One difference in the return values from this function and
DrawFormattedText is that the new (nx, ny) position of the text drawing
cursor output is the baseline of the text. So to use (nx,ny) as the new
start position for connecting further text strings, you need to draw
these strings with yPositionIsBaseline==true. Another difference is that
the returned textbounds bounding box includes the height of an empty line
at the end if the input string ended with a carriage return.

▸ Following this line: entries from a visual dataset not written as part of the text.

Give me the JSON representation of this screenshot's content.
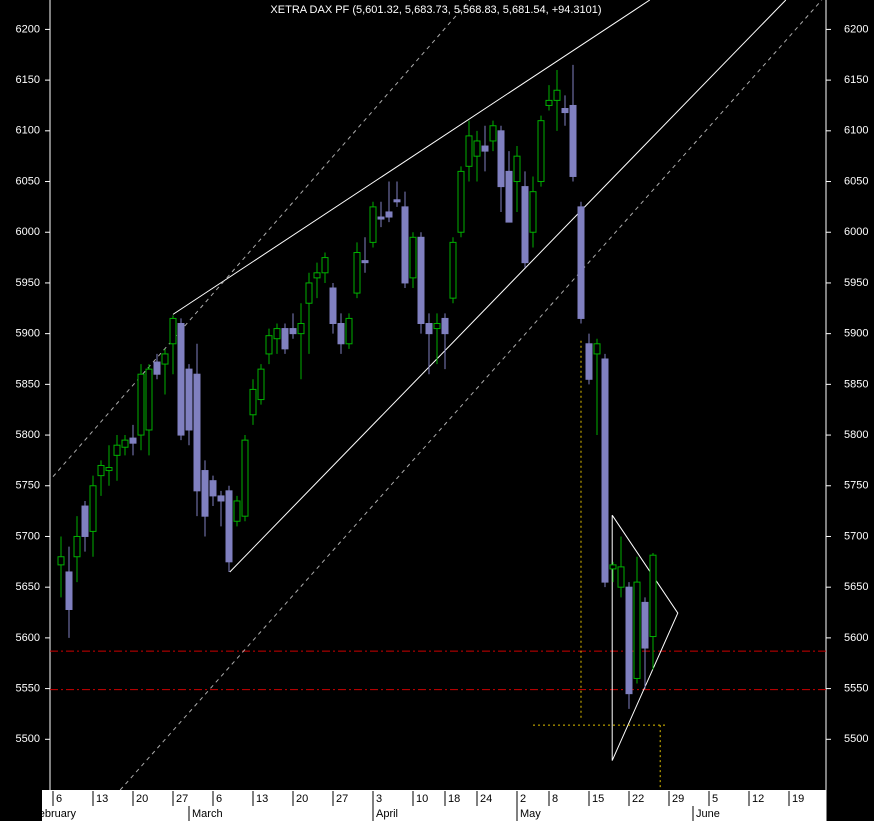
{
  "chart_data": {
    "type": "candlestick",
    "title": "XETRA DAX PF (5,601.32, 5,683.73, 5,568.83, 5,681.54, +94.3101)",
    "up_color": "#00b000",
    "down_color": "#8080c0",
    "xlim": [
      -0.375,
      96.625
    ],
    "ylim": [
      5450,
      6229
    ],
    "yticks": [
      5500,
      5550,
      5600,
      5650,
      5700,
      5750,
      5800,
      5850,
      5900,
      5950,
      6000,
      6050,
      6100,
      6150,
      6200
    ],
    "xticks": [
      {
        "value": 0,
        "label": "6"
      },
      {
        "value": 5,
        "label": "13"
      },
      {
        "value": 10,
        "label": "20"
      },
      {
        "value": 15,
        "label": "27"
      },
      {
        "value": 20,
        "label": "6"
      },
      {
        "value": 25,
        "label": "13"
      },
      {
        "value": 30,
        "label": "20"
      },
      {
        "value": 35,
        "label": "27"
      },
      {
        "value": 40,
        "label": "3"
      },
      {
        "value": 45,
        "label": "10"
      },
      {
        "value": 49,
        "label": "18"
      },
      {
        "value": 53,
        "label": "24"
      },
      {
        "value": 58,
        "label": "2"
      },
      {
        "value": 62,
        "label": "8"
      },
      {
        "value": 67,
        "label": "15"
      },
      {
        "value": 72,
        "label": "22"
      },
      {
        "value": 77,
        "label": "29"
      },
      {
        "value": 82,
        "label": "5"
      },
      {
        "value": 87,
        "label": "12"
      },
      {
        "value": 92,
        "label": "19"
      }
    ],
    "month_ticks": [
      {
        "value": -3,
        "label": "February"
      },
      {
        "value": 17,
        "label": "March"
      },
      {
        "value": 40,
        "label": "April"
      },
      {
        "value": 58,
        "label": "May"
      },
      {
        "value": 80,
        "label": "June"
      }
    ],
    "x": [
      1,
      2,
      3,
      4,
      5,
      6,
      7,
      8,
      9,
      10,
      11,
      12,
      13,
      14,
      15,
      16,
      17,
      18,
      19,
      20,
      21,
      22,
      23,
      24,
      25,
      26,
      27,
      28,
      29,
      30,
      31,
      32,
      33,
      34,
      35,
      36,
      37,
      38,
      39,
      40,
      41,
      42,
      43,
      44,
      45,
      46,
      47,
      48,
      49,
      50,
      51,
      52,
      53,
      54,
      55,
      56,
      57,
      58,
      59,
      60,
      61,
      62,
      63,
      64,
      65,
      66,
      67,
      68,
      69,
      70,
      71,
      72,
      73,
      74,
      75
    ],
    "open": [
      5672,
      5665,
      5680,
      5730,
      5705,
      5760,
      5765,
      5780,
      5788,
      5797,
      5800,
      5805,
      5872,
      5870,
      5890,
      5910,
      5865,
      5860,
      5765,
      5755,
      5740,
      5745,
      5715,
      5720,
      5820,
      5835,
      5880,
      5895,
      5905,
      5905,
      5900,
      5930,
      5955,
      5960,
      5945,
      5910,
      5890,
      5940,
      5972,
      5990,
      6015,
      6020,
      6032,
      6025,
      5955,
      5995,
      5910,
      5905,
      5915,
      5935,
      6000,
      6065,
      6075,
      6085,
      6090,
      6100,
      6060,
      6050,
      6045,
      6000,
      6050,
      6125,
      6130,
      6122,
      6125,
      6025,
      5890,
      5880,
      5875,
      5668,
      5650,
      5650,
      5560,
      5635,
      5601.32
    ],
    "high": [
      5700,
      5690,
      5720,
      5735,
      5760,
      5775,
      5790,
      5800,
      5800,
      5810,
      5870,
      5870,
      5880,
      5885,
      5918,
      5915,
      5870,
      5890,
      5775,
      5760,
      5745,
      5750,
      5740,
      5800,
      5855,
      5870,
      5905,
      5910,
      5910,
      5920,
      5930,
      5960,
      5970,
      5980,
      5950,
      5920,
      5920,
      5990,
      5995,
      6030,
      6030,
      6050,
      6050,
      6040,
      6000,
      6000,
      5920,
      5920,
      5920,
      5995,
      6065,
      6110,
      6100,
      6105,
      6110,
      6105,
      6080,
      6085,
      6060,
      6055,
      6115,
      6145,
      6160,
      6135,
      6165,
      6030,
      5900,
      5895,
      5880,
      5675,
      5700,
      5655,
      5680,
      5640,
      5683.73
    ],
    "low": [
      5640,
      5600,
      5655,
      5685,
      5680,
      5740,
      5750,
      5755,
      5780,
      5780,
      5785,
      5780,
      5855,
      5840,
      5860,
      5795,
      5790,
      5720,
      5700,
      5730,
      5710,
      5665,
      5710,
      5715,
      5810,
      5830,
      5870,
      5880,
      5880,
      5895,
      5855,
      5880,
      5935,
      5950,
      5900,
      5880,
      5885,
      5935,
      5960,
      5985,
      6005,
      6010,
      6025,
      5945,
      5945,
      5900,
      5860,
      5870,
      5865,
      5930,
      5995,
      6050,
      6050,
      6060,
      6080,
      6020,
      6010,
      6020,
      5965,
      5985,
      6045,
      6120,
      6100,
      6105,
      6050,
      5910,
      5850,
      5800,
      5650,
      5655,
      5640,
      5530,
      5555,
      5550,
      5568.83
    ],
    "close": [
      5680,
      5628,
      5700,
      5700,
      5750,
      5770,
      5768,
      5790,
      5795,
      5792,
      5860,
      5865,
      5860,
      5880,
      5915,
      5800,
      5805,
      5745,
      5720,
      5740,
      5735,
      5675,
      5735,
      5795,
      5845,
      5865,
      5898,
      5905,
      5885,
      5900,
      5910,
      5950,
      5960,
      5975,
      5910,
      5890,
      5915,
      5980,
      5970,
      6025,
      6013,
      6015,
      6030,
      5950,
      5995,
      5910,
      5900,
      5910,
      5900,
      5990,
      6060,
      6095,
      6090,
      6080,
      6105,
      6045,
      6010,
      6075,
      5970,
      6040,
      6110,
      6130,
      6140,
      6118,
      6055,
      5915,
      5855,
      5890,
      5655,
      5672,
      5670,
      5545,
      5655,
      5590,
      5681.54
    ],
    "hlines": [
      {
        "value": 5587,
        "color": "#cc0000",
        "style": "dashdot"
      },
      {
        "value": 5549,
        "color": "#cc0000",
        "style": "dashdot"
      }
    ],
    "lines": [
      {
        "points": [
          [
            15,
            5919
          ],
          [
            74.6,
            6229
          ]
        ],
        "color": "#ffffff",
        "style": "solid"
      },
      {
        "points": [
          [
            22.1,
            5665
          ],
          [
            91.6,
            6229
          ]
        ],
        "color": "#ffffff",
        "style": "solid"
      },
      {
        "points": [
          [
            0,
            5759
          ],
          [
            52.1,
            6229
          ]
        ],
        "color": "#aaaaaa",
        "style": "dashed"
      },
      {
        "points": [
          [
            8.4,
            5450
          ],
          [
            96.1,
            6229
          ]
        ],
        "color": "#aaaaaa",
        "style": "dashed"
      },
      {
        "points": [
          [
            69.9,
            5721
          ],
          [
            78.1,
            5624.5
          ],
          [
            69.9,
            5479
          ],
          [
            69.9,
            5721
          ]
        ],
        "color": "#ffffff",
        "style": "solid"
      },
      {
        "points": [
          [
            66,
            5893
          ],
          [
            66,
            5519
          ]
        ],
        "color": "#e0c000",
        "style": "dotted"
      },
      {
        "points": [
          [
            60,
            5514
          ],
          [
            76.75,
            5514
          ]
        ],
        "color": "#e0c000",
        "style": "dotted"
      },
      {
        "points": [
          [
            75.9,
            5514
          ],
          [
            75.9,
            5450
          ]
        ],
        "color": "#e0c000",
        "style": "dotted"
      }
    ]
  }
}
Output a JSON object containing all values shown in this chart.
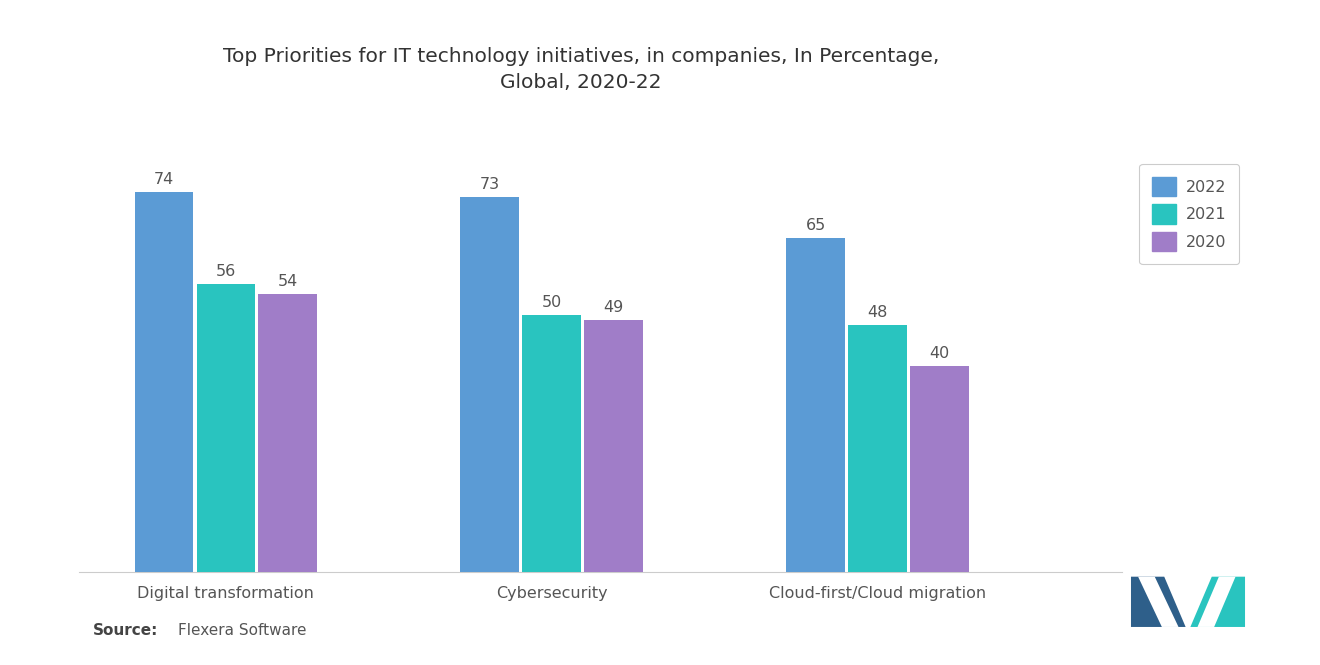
{
  "title_line1": "Top Priorities for IT technology initiatives, in companies, In Percentage,",
  "title_line2": "Global, 2020-22",
  "categories": [
    "Digital transformation",
    "Cybersecurity",
    "Cloud-first/Cloud migration"
  ],
  "series": {
    "2022": [
      74,
      73,
      65
    ],
    "2021": [
      56,
      50,
      48
    ],
    "2020": [
      54,
      49,
      40
    ]
  },
  "colors": {
    "2022": "#5B9BD5",
    "2021": "#29C4BF",
    "2020": "#A07DC8"
  },
  "bar_width": 0.18,
  "ylim": [
    0,
    88
  ],
  "background_color": "#FFFFFF",
  "title_fontsize": 14.5,
  "label_fontsize": 11.5,
  "value_fontsize": 11.5,
  "legend_fontsize": 11.5,
  "source_fontsize": 11,
  "text_color": "#555555",
  "source_bold_color": "#444444"
}
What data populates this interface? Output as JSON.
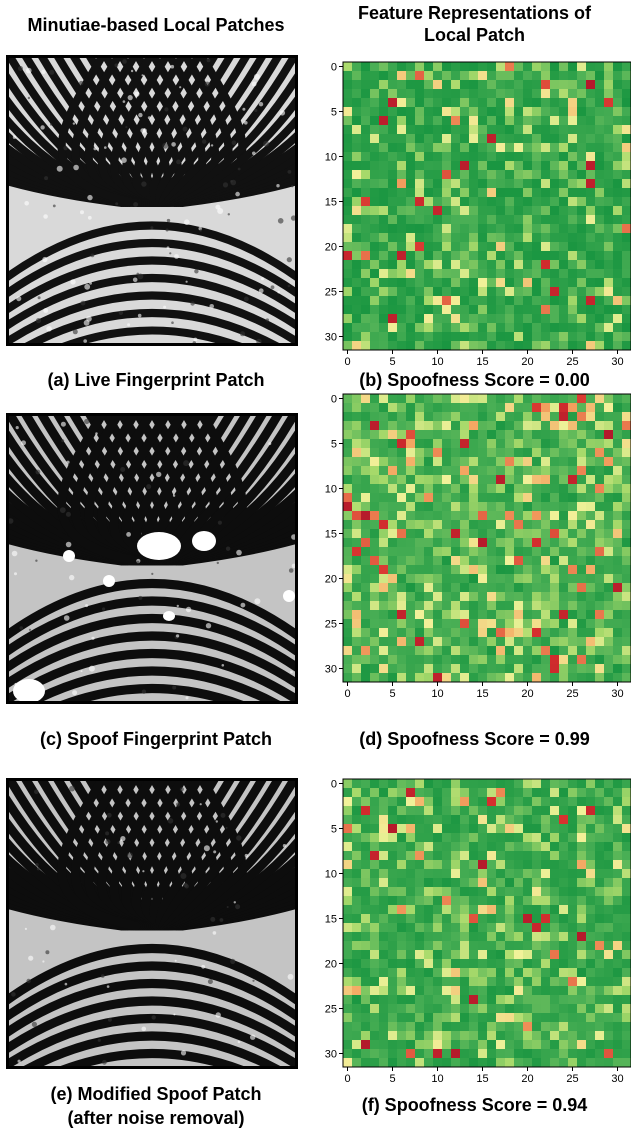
{
  "headers": {
    "left": "Minutiae-based Local Patches",
    "right_line1": "Feature Representations of",
    "right_line2": "Local Patch"
  },
  "rows": [
    {
      "patch_caption": "(a) Live Fingerprint Patch",
      "patch_kind": "live",
      "heatmap_caption": "(b) Spoofness Score = 0.00",
      "score": 0.0
    },
    {
      "patch_caption": "(c) Spoof Fingerprint Patch",
      "patch_kind": "spoof",
      "heatmap_caption": "(d) Spoofness Score = 0.99",
      "score": 0.99
    },
    {
      "patch_caption_line1": "(e) Modified Spoof Patch",
      "patch_caption_line2": "(after noise removal)",
      "patch_kind": "modified-spoof",
      "heatmap_caption": "(f) Spoofness Score = 0.94",
      "score": 0.94
    }
  ],
  "chart_data": [
    {
      "type": "heatmap",
      "grid_size": [
        32,
        32
      ],
      "x_ticks": [
        "0",
        "5",
        "10",
        "15",
        "20",
        "25",
        "30"
      ],
      "y_ticks": [
        "0",
        "5",
        "10",
        "15",
        "20",
        "25",
        "30"
      ],
      "colormap": "RdYlGn_r",
      "score": 0.0,
      "caption": "(b) Spoofness Score = 0.00"
    },
    {
      "type": "heatmap",
      "grid_size": [
        32,
        32
      ],
      "x_ticks": [
        "0",
        "5",
        "10",
        "15",
        "20",
        "25",
        "30"
      ],
      "y_ticks": [
        "0",
        "5",
        "10",
        "15",
        "20",
        "25",
        "30"
      ],
      "colormap": "RdYlGn_r",
      "score": 0.99,
      "caption": "(d) Spoofness Score = 0.99"
    },
    {
      "type": "heatmap",
      "grid_size": [
        32,
        32
      ],
      "x_ticks": [
        "0",
        "5",
        "10",
        "15",
        "20",
        "25",
        "30"
      ],
      "y_ticks": [
        "0",
        "5",
        "10",
        "15",
        "20",
        "25",
        "30"
      ],
      "colormap": "RdYlGn_r",
      "score": 0.94,
      "caption": "(f) Spoofness Score = 0.94"
    }
  ],
  "colors": {
    "dark_green": "#1a9641",
    "green": "#4aaf55",
    "light_green": "#a6d96a",
    "pale_yellow": "#f2f29a",
    "orange": "#f4a460",
    "red": "#d7302e",
    "dark_red": "#b2182b"
  }
}
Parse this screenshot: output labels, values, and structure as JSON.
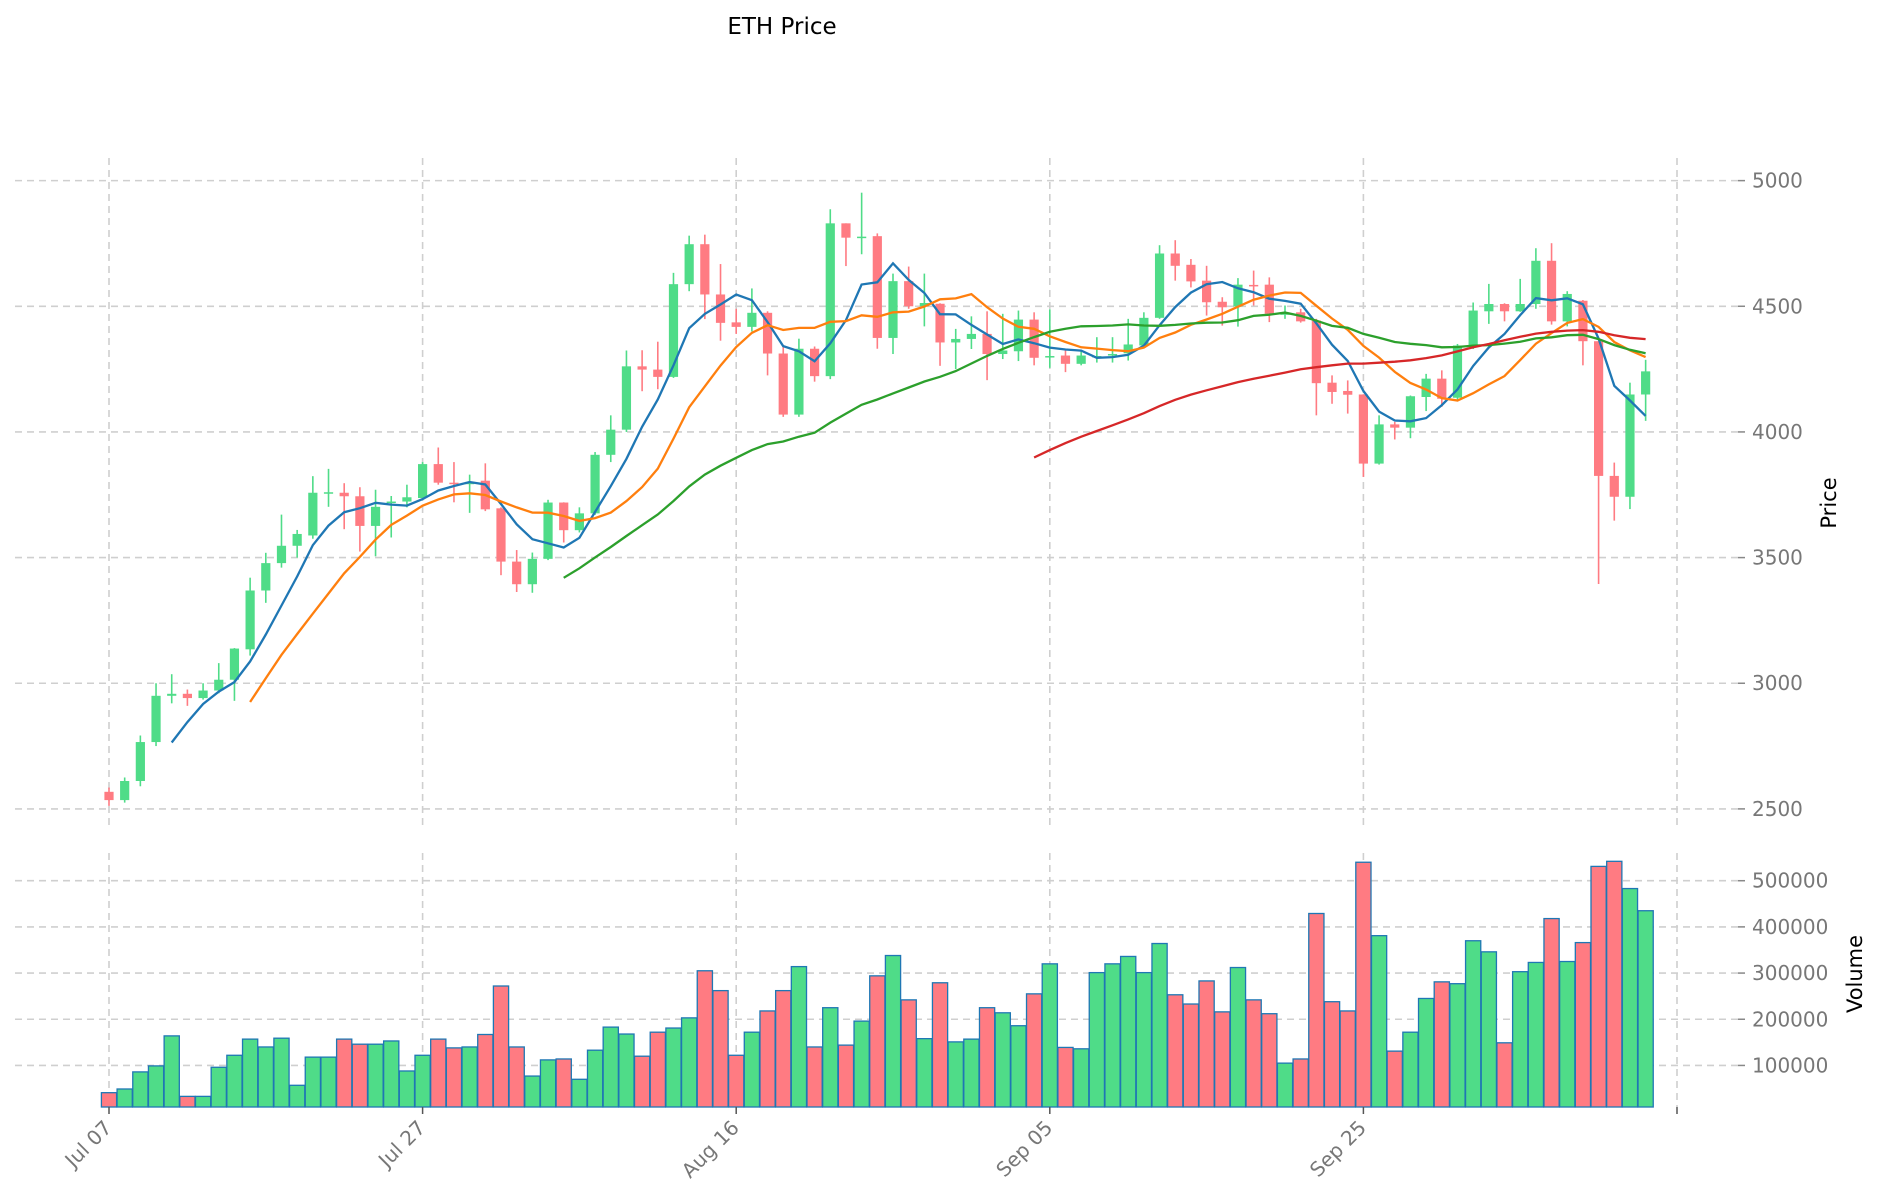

DrawFormattedText only moved (nx,ny) but did not include the empty line
in the bounding box. The empty line is also taken into account when
centering text
Further Notes:
Please note that while positioning and bounding boxes are pixel accurate
with the fonts tested during development, i cannot guarantee this is the
case with all fonts you throw at it. Also note that this function is not
made to be fast. It has a make draw from cache mode so that all
preprocessing is done only once and stored in a cache from which the text
can be drawn directly. Nonetheless, especially if you throw a lot of
formatting at it, this function may still not be fast in this mode. Use
with caution in timing critical paths (test and measure to know if its
fast enough). That said, with reasonable inputs it should manage to draw
text to screen well within the inter frame interval of most screens.
The function employs clipping by default. Text lines that are detected as
laying completely outside the ‘win’dow or optional ‘winRect’ will not be
drawn, but clipped away. This allows to draw multi-page text (multiple
screen heights) without too much loss of drawing speed. If you find the
clipping to interfere with text layout of exotic texts/fonts at exotic
sizes and formatting, you can define the global variable…
global ptb_drawformattedtext2_disableClipping;
… and set it like this …
ptb_drawformattedtext2_disableClipping = 1;
… to disable the clipping.
Regardless of the clipping setting, the optional 3rd return parameter
‘textbounds’ always covers the complete text.
See DrawFormattedText2Demo for a usage example.